Avec Lettres d'Iwo Jima,Eastwood réalise son chef d'oeuvre testamentaire.Autant mémoires de nos pères apparaissait comme un film démonstratif ,sans émotion,autant Lettres d'Iwo Jima est une méditation sur la mort et l'héroisme qui sonne juste. 

Ken Watanabe. Warner Bros. France

C'est l'histoire de soldats japonais qui mènent une bataille perdue d'avance sur l'ilot de Iwo Jima.Eastwood en fin de carrière montre avec compassion les ennemis de l'Amérique.

Cela rappelle la carrière de John Ford qui a montré les indiens comme des ennemis à ses débuts et qui a terminé son oeuvre en tournant Les cheyennes qui raconte le martyr de la nation indienne.
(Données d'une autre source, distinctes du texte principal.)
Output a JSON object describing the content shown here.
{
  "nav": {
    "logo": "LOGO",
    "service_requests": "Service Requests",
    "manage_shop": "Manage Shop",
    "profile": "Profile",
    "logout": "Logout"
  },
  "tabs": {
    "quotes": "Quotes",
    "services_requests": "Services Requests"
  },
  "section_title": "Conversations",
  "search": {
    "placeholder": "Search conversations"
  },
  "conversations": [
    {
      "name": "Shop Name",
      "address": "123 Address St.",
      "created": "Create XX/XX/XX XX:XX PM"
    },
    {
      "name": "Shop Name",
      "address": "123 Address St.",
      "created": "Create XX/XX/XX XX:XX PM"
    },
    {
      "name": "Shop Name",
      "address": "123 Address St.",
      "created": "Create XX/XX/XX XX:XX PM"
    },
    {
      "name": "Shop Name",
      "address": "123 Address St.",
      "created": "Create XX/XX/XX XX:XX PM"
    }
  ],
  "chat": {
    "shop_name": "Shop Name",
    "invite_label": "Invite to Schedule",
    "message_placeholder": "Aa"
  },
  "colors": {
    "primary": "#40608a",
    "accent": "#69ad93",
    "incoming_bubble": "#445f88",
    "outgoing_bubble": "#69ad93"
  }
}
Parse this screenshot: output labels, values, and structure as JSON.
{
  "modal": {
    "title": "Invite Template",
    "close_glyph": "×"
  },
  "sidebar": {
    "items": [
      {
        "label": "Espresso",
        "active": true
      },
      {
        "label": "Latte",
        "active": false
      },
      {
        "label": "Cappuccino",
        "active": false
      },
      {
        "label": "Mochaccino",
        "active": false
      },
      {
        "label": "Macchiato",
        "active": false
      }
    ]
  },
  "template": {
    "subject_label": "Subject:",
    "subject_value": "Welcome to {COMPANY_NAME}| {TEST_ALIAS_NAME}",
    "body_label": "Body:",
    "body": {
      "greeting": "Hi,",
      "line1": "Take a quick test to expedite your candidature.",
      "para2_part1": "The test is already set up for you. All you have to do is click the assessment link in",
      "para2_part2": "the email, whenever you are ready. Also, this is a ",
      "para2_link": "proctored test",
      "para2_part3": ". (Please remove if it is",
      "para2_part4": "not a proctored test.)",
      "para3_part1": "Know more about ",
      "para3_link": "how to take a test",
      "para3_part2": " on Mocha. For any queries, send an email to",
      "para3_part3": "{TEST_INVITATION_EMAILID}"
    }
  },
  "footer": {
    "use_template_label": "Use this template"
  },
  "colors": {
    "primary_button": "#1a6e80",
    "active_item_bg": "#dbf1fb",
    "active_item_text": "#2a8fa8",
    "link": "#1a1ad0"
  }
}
Le vent de pacifisme qui souffle sur Holywood en ce moment explique peut être qu'Eastwood renvoie les deux camps-américains et japonais-dos à dos.Il oublie au nom de l'horreur de toute guerre de rappeler dans son film que le Japon était une nation belliqueuse,alliée d'Hitler,responsable de terribles crimes de guerre en Asie avant la seconde guerre mondiale.

Eastwood s'est toujours interrogé sur l'héroisme et sa représentation au cinéma.Elle a toujours été décalée chez lui,dès les films ironiques de Sergio Leone inspirés par les films japonais de Kurosawa.Dans les westerns spaghetti,la distanciation par l'humour faisait passer un surcroît de violence à l'écran.

Ken Watanabe et Hiroshi Watanabe. Warner Bros. France

Lettres d'Iwo Jima est un film mystérieux.Face à la mort,tous ses personnages deviennent des héros.Ceux qui se suicident comme cela leur a été inculqué,celui qui parle aux américains parce qu'il les a connu avant guerre ,le simple boulanger un peu lâche mais finalement le seul à survivre et le général qui a compris parce qu'il a vécu en Amérique que le Japon ne gagnerait pas la guerre.

Ce général a essayé de mettre au point la défense la plus efficace,la plus rationnelle possible avec la conscience de son absurdité puisque la bataille était perdue d'avance.Ce héros fantomatique quasi christique -curieux pour un japonais-est le véritable héros Eastwoodien,celui qui à la connaissance du Mal qui le prend sur lui et qui se bat avec la force de celui qui sait.Pour Eastwood,il n'est pas nécessaire de croire à la victoire pour se battre,c'est la grandeur de la condition humaine.

Ken Watanabe. Warner Bros. France

Les films d'Eastwood sont toujours plus crépusculaires.L'image ici est en couleurs sombres et terreuse presque en noir et blanc.Le film est violent mais sans complaisance.Il y a un détachement,une élégance que l'on peut de qualifier de cool comme le jazz des années 50.Des scène sont marquantes:l'arrivée du cavalier sur l'ilot désolé,les suicides collectifs à la grenade,le soldat qui attend l'ennemi avec des mines sur lui pour le faire exploser et qui regarde le ciel comme Le prince André de Guerre et Paix de Tolstoi,la mort du général.

Il y a dans ce film de guerre un terrible douceur,un recueillement comme une prière face à la mort.